This Probot application can be deployed as an Azure Web App (via docker container) to automatically forward workflow log data from a GitHub org to a variety of data stores. In general the application listens for a workflow_run
event in a GitHub repository and then
- Downloads the logs for the workflow run using the GitHub REST API
- Forwards the logs to an Azure Event hub and optionally a PostgreSQL database
- Azure Stream Analytics is used to send Event Hub messages to a Power BI streaming dataset
Connection strings (and other credentials used for authentication) are stored and retrieved from Configuration Settings (e.g., environment variables) of a given Azure Web App, enabling the application to be easily configured for different environments.

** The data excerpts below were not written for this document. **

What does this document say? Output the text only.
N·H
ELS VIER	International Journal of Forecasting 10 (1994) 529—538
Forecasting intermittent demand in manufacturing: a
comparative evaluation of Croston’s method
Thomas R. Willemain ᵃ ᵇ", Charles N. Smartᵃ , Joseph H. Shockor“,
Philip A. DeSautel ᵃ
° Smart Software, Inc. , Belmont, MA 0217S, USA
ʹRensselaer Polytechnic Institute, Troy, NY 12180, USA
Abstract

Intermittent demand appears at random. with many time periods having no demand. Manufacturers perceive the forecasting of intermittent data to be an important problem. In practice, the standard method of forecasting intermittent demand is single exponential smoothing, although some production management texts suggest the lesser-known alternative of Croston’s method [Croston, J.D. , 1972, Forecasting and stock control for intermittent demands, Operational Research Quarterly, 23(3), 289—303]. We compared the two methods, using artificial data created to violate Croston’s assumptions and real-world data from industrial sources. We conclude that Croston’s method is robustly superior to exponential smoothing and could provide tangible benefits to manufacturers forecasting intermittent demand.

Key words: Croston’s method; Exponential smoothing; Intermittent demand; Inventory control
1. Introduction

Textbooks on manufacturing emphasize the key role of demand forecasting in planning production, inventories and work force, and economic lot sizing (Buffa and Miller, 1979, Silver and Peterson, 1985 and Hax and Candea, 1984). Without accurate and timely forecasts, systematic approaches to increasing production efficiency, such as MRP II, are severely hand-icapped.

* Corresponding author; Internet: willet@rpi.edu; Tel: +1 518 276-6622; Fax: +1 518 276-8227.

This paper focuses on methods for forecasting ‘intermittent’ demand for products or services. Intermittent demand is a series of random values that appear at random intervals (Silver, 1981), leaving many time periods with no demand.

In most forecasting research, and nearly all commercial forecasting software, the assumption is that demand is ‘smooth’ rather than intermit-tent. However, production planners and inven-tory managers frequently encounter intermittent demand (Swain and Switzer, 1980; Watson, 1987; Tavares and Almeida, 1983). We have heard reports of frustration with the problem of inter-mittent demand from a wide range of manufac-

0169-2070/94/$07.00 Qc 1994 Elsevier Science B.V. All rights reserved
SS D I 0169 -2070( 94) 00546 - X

Different environments support the process of shipping and vizualizing workflow log data
- GitHub hosts the Beaver application (this repository), the REST API, as well as the Organization that the GitHub App is installed on
- The infrasturcure required to recieve the GitHub App webhooks and obtain workflow logs exists in Azure and is managed with Terraform
- Data storage requirements and visualization tools can exist leveraging the Office 365 ecosystem or Open Source components
Note In order for the managed identity used by the Stream Analytics job to be able to successfully write data to the Power BI Streaming dataset (as shown above), the group ID that hosts the dataset must belong to the same Azure AD Tenant as the managed identity
It is now easier than ever to gather insights from data given the improvements in modern data visualization tools. However, it has historically been complex to gather, manipulate, and store large amounts of data. Especially streaming data sources, such as webhooks and CI/CD job logs. This, along with there not yet being rich features supporting the displaying of metrics and insights for Actions usage on GitHub sets the stage for a problem that is
- Large in scale
- Neglected by others
- A feasible area to make progress in
-
A GitHub App must be installed on the Organization that you wish to collect log data for
- The GitHub App name must be supplied with a name (e.g., my-org-beaver)
- The Homepage URL must be provided (e.g., https://github.com/octodemo/beaver )
- The initial Webhook URL must be a temporary one (e.g., https://example.com)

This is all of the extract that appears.